2.24.  Nous voulons gagner un nouvel Accord national interprofessionnel définissant le périmètre de l’encadrement, un outil d’affiliation interprofessionnel pour empêcher l’arbitraire patronal dans le choix de ce qui relève ou non du statut, et un ensemble de droits associés à la responsabilité professionnelle. Ces dispositions devront ensuite être déclinées, complétées et précisées dans les accords de branche, sans dérogation possible par les entreprises.

2.25. 

2- Gagner la reconnaissance des qualifications

2.26.  Faire de la reconnaissance des qualifications un pilier du nouveau statut de l’encadrement que nous revendiquons est une nécessité pour combattre la dévalorisation du travail notamment qualifié.

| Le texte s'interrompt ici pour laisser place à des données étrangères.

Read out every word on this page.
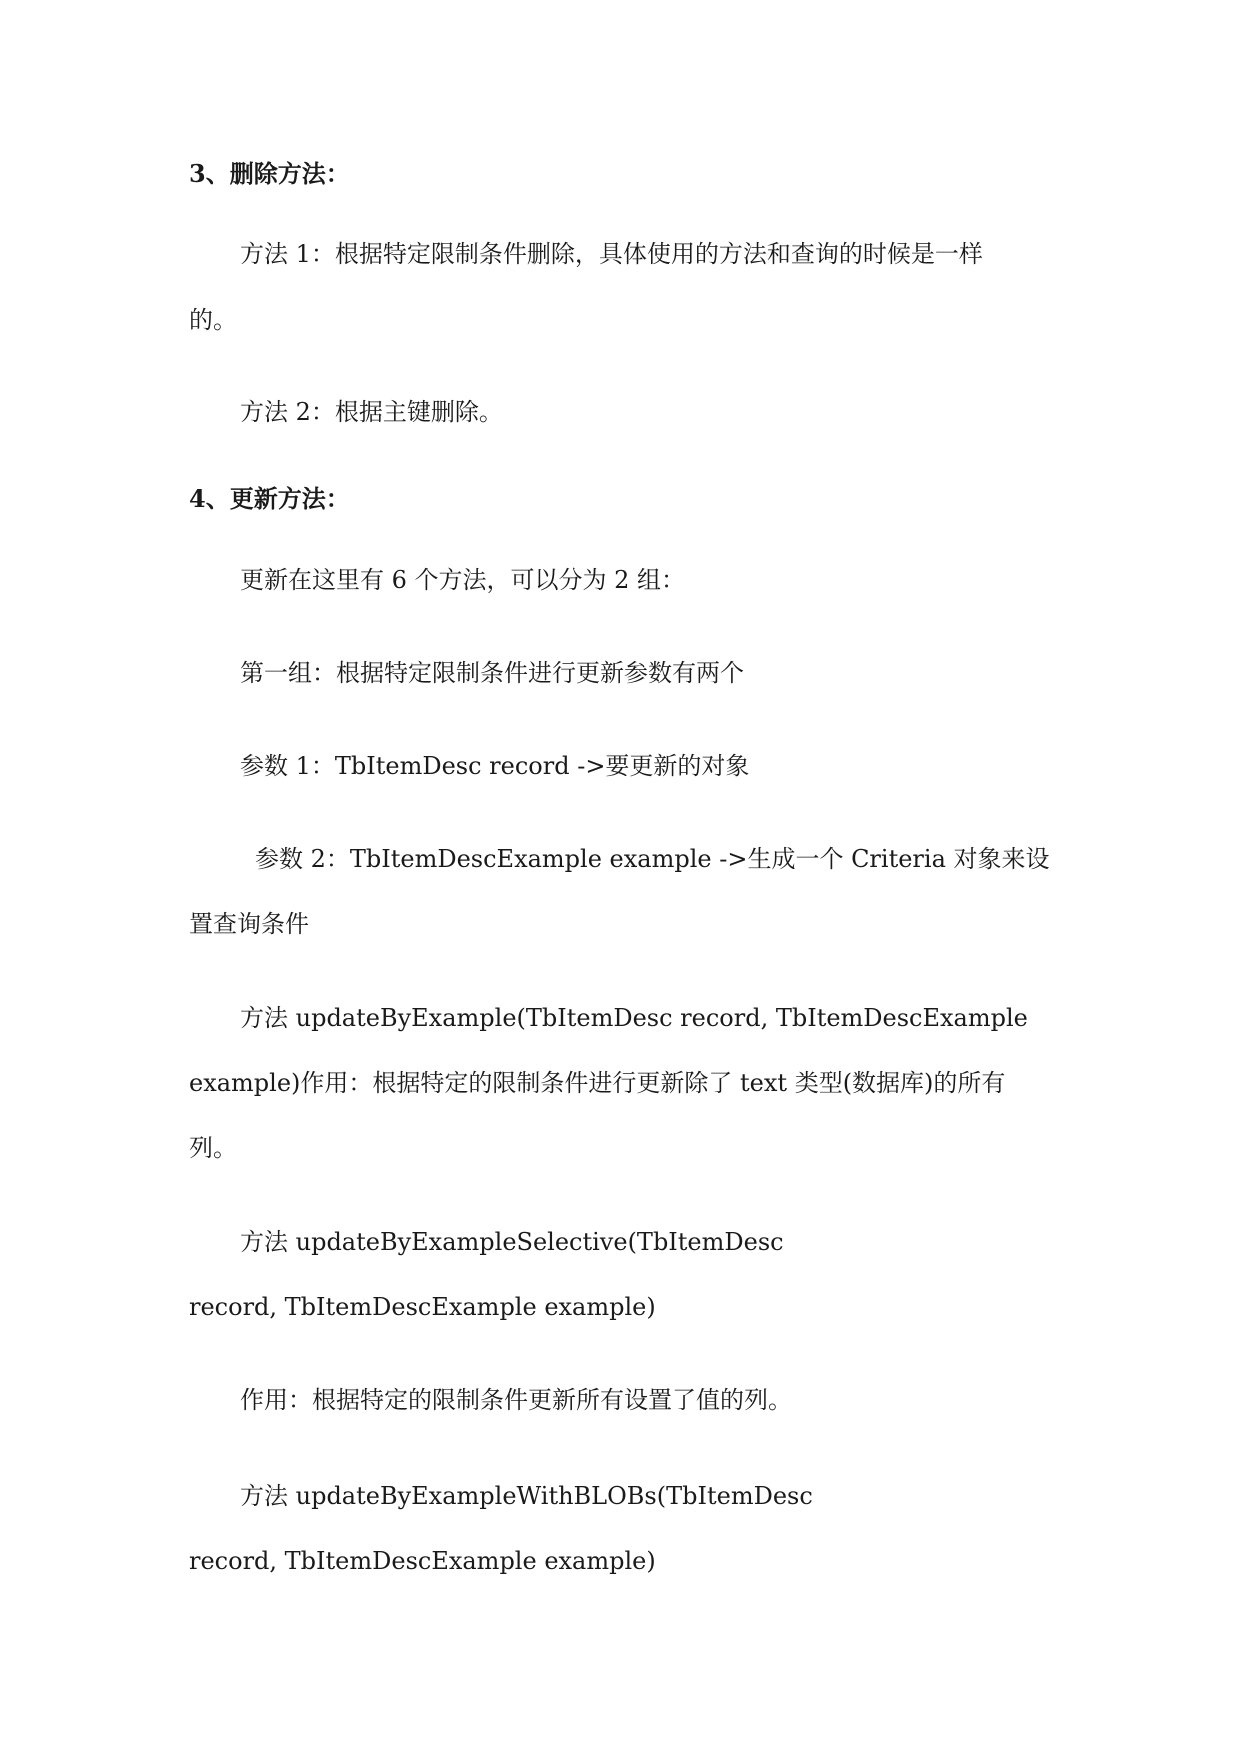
3、删除方法：
方法 1：根据特定限制条件删除，具体使用的方法和查询的时候是一样
的。
方法 2：根据主键删除。
4、更新方法：
更新在这里有 6 个方法，可以分为 2 组：
第一组：根据特定限制条件进行更新参数有两个
参数 1：TbItemDesc record ->要更新的对象
参数 2：TbItemDescExample example ->生成一个 Criteria 对象来设
置查询条件
方法 updateByExample(TbItemDesc record, TbItemDescExample
example)作用：根据特定的限制条件进行更新除了 text 类型(数据库)的所有
列。
方法 updateByExampleSelective(TbItemDesc
record, TbItemDescExample example)
作用：根据特定的限制条件更新所有设置了值的列。
方法 updateByExampleWithBLOBs(TbItemDesc
record, TbItemDescExample example)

2.27.  L’Ugict-CGT décide d’en faire une priorité pour trois raisons :

  • 2.28.  – augmenter les salaires et stopper l’individualisation. Le regroupement des branches et des conventions collectives va entraîner une renégociation de nombreuses classifications. Avec la disparition de l’AGIRC, ceci va être instrumentalisé par le patronat pour supprimer la reconnaissance des qualifications, et renvoyer à l’entreprise la définition du statut cadre et des classifications. La possibilité par accord d’entreprise de remettre en cause les dispositions conventionnelles sur les primes (13ème mois, ancienneté, départ en retraite, licenciement), va tirer les salaires vers le bas et accentuer le dumping, notamment dans les petites entreprises. À l’inverse, nous nous battons pour que cette renégociation des classifications se traduise par une reconnaissance des qualifications et un renforcement du statut de l’encadrement dans les branches et au niveau interprofessionnel. Dans la fonction publique, l’austérité salariale conduit à une négation des qualifications
  • 2.29.  – Ouvrir des perspectives aux jeunes. Les jeunes n’ont jamais été aussi diplômé-e-s, pourtant, du fait du chômage et de la précarité, leurs qualifications sont niées. Cette situation n’est pas temporaire et conditionne ensuite l’ensemble de leur carrière salariale. Sans reconnaissance ni paiement des qualifications, c’est un déclassement massif des jeunes diplômé-e-s qui est à l’œuvre. L’élévation du niveau de qualification est financée par la collectivité. En niant la rémunération des qualifications, le capital s’accapare les gains de productivité qu’elles génèrent.
  • 2.30. – Gagner l’égalité salariale femmes/hommes. Les inégalités de salaires chez les femmes ICTAM sont liées à la non-reconnaissance des qualifications dans les métiers à prédominance féminine, aux inégalités cumulées sur les carrières et au plafond de verre, et à la part variable de la rémunération. La campagne « Vie de mère » de l’Ugict-CGT a permis de démontrer combien il était compliqué de lier maternité et carrière professionnelle.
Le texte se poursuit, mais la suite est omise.